With the controversy surrounding the aggressiveness of spitzoid lesions, the survival data obtained from our single center study suggests that even patients with histologically aggressive/lymph node positive S-UBS have very favorable outcomes and the role of adjuvant therapy as well as imaging for surveillance in these patients needs to be examined in the future in a prospective multi-institutional study. On the other hand, true pediatric melanomas showed aggressive clinical behavior and mortality similar to their adult counterparts despite interferon therapy (27).
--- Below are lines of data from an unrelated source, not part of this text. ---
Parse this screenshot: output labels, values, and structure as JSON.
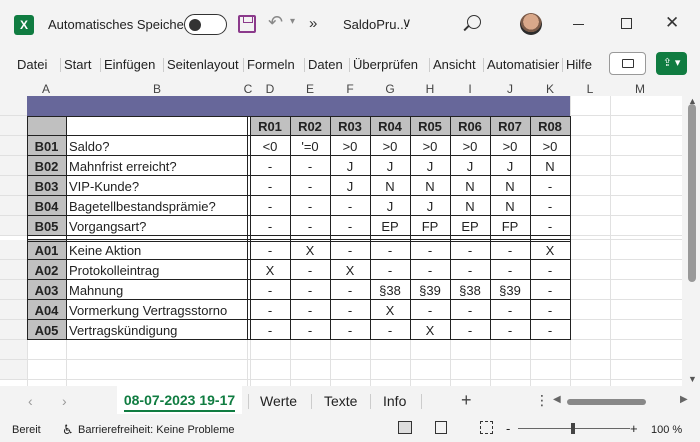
{
  "titlebar": {
    "logo": "X",
    "autosave_label": "Automatisches Speichern",
    "more": "»",
    "filename": "SaldoPru...",
    "filename_caret": "∨",
    "close": "✕"
  },
  "ribbon": {
    "tabs": [
      "Datei",
      "Start",
      "Einfügen",
      "Seitenlayout",
      "Formeln",
      "Daten",
      "Überprüfen",
      "Ansicht",
      "Automatisier",
      "Hilfe"
    ]
  },
  "columns": [
    "A",
    "B",
    "C",
    "D",
    "E",
    "F",
    "G",
    "H",
    "I",
    "J",
    "K",
    "L",
    "M"
  ],
  "rows": [
    "1",
    "2",
    "3",
    "4",
    "5",
    "6",
    "7",
    "",
    "9",
    "10",
    "11",
    "12",
    "13",
    "14",
    "15"
  ],
  "table": {
    "rule_headers": [
      "R01",
      "R02",
      "R03",
      "R04",
      "R05",
      "R06",
      "R07",
      "R08"
    ],
    "conditions": [
      {
        "id": "B01",
        "label": "Saldo?",
        "values": [
          "<0",
          "'=0",
          ">0",
          ">0",
          ">0",
          ">0",
          ">0",
          ">0"
        ]
      },
      {
        "id": "B02",
        "label": "Mahnfrist erreicht?",
        "values": [
          "-",
          "-",
          "J",
          "J",
          "J",
          "J",
          "J",
          "N"
        ]
      },
      {
        "id": "B03",
        "label": "VIP-Kunde?",
        "values": [
          "-",
          "-",
          "J",
          "N",
          "N",
          "N",
          "N",
          "-"
        ]
      },
      {
        "id": "B04",
        "label": "Bagetellbestandsprämie?",
        "values": [
          "-",
          "-",
          "-",
          "J",
          "J",
          "N",
          "N",
          "-"
        ]
      },
      {
        "id": "B05",
        "label": "Vorgangsart?",
        "values": [
          "-",
          "-",
          "-",
          "EP",
          "FP",
          "EP",
          "FP",
          "-"
        ]
      }
    ],
    "actions": [
      {
        "id": "A01",
        "label": "Keine Aktion",
        "values": [
          "-",
          "X",
          "-",
          "-",
          "-",
          "-",
          "-",
          "X"
        ]
      },
      {
        "id": "A02",
        "label": "Protokolleintrag",
        "values": [
          "X",
          "-",
          "X",
          "-",
          "-",
          "-",
          "-",
          "-"
        ]
      },
      {
        "id": "A03",
        "label": "Mahnung",
        "values": [
          "-",
          "-",
          "-",
          "§38",
          "§39",
          "§38",
          "§39",
          "-"
        ]
      },
      {
        "id": "A04",
        "label": "Vormerkung Vertragsstorno",
        "values": [
          "-",
          "-",
          "-",
          "X",
          "-",
          "-",
          "-",
          "-"
        ]
      },
      {
        "id": "A05",
        "label": "Vertragskündigung",
        "values": [
          "-",
          "-",
          "-",
          "-",
          "X",
          "-",
          "-",
          "-"
        ]
      }
    ]
  },
  "sheets": {
    "active": "08-07-2023 19-17",
    "others": [
      "Werte",
      "Texte",
      "Info"
    ],
    "add": "+"
  },
  "status": {
    "ready": "Bereit",
    "accessibility": "Barrierefreiheit: Keine Probleme",
    "zoom": "100 %",
    "zoom_minus": "-",
    "zoom_plus": "+"
  },
  "colors": {
    "header_fill": "#67679a",
    "gray_fill": "#c0c0c0",
    "excel_green": "#107c41"
  }
}
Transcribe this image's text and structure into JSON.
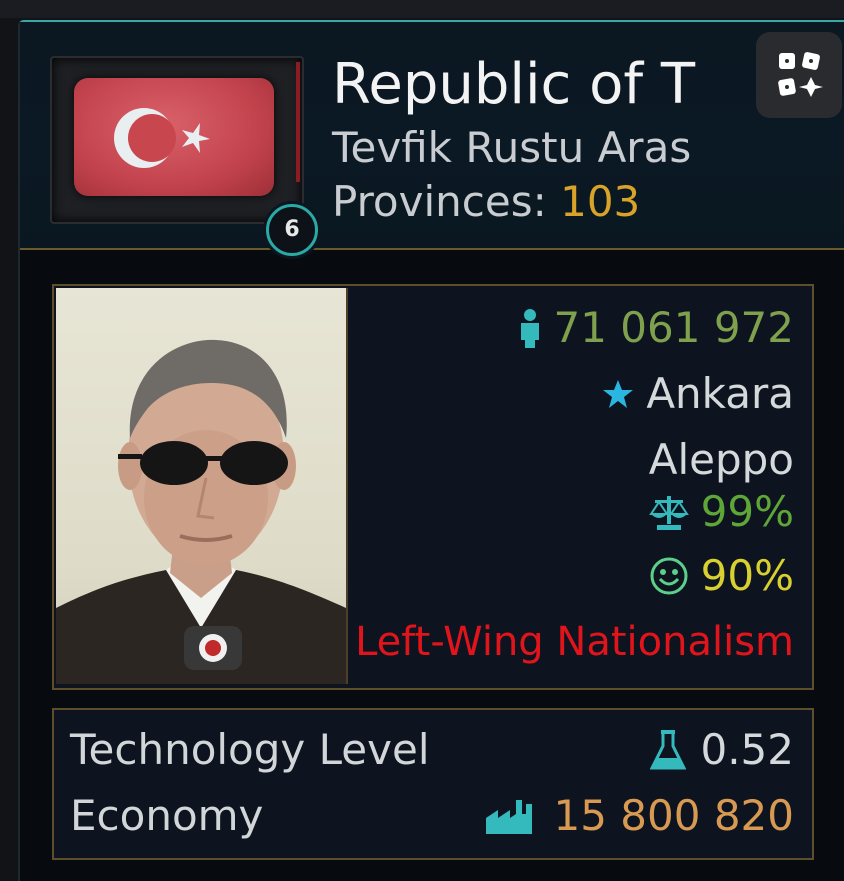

New investigational approaches are desperately needed and agents recently approved for adult melanoma, including B-RAF inhibitors, MEK inhibitors, CTLA-4 inhibitors and PD-1 inhibitors (28-30) need to be tested either as a single agent or as combination therapy.
Conflicts of Interest: The authors have no conflicts of interest to declare.
Ethical Statement: The Institutional Review Board (IRB) approved (HUM00050014) University of Michigan Pediatric Oncology “Study of Long Term Outcome of Children and Young Adults with Cancer” database was queried (IRB study approval number HUM00117410) for all cases of pediatric melanoma and high risk atypical melanocytic lesions referred to our clinic for consideration of adjuvant therapy (inclusion criteria included a minimum stage III disease at diagnosis according to the National Comprehensive Cancer Network melanoma guidelines, version 3.2015, or equivalent for spitzoid lesions with positive sentinel lymph node biopsies) over a 13-year time period [2000–2013].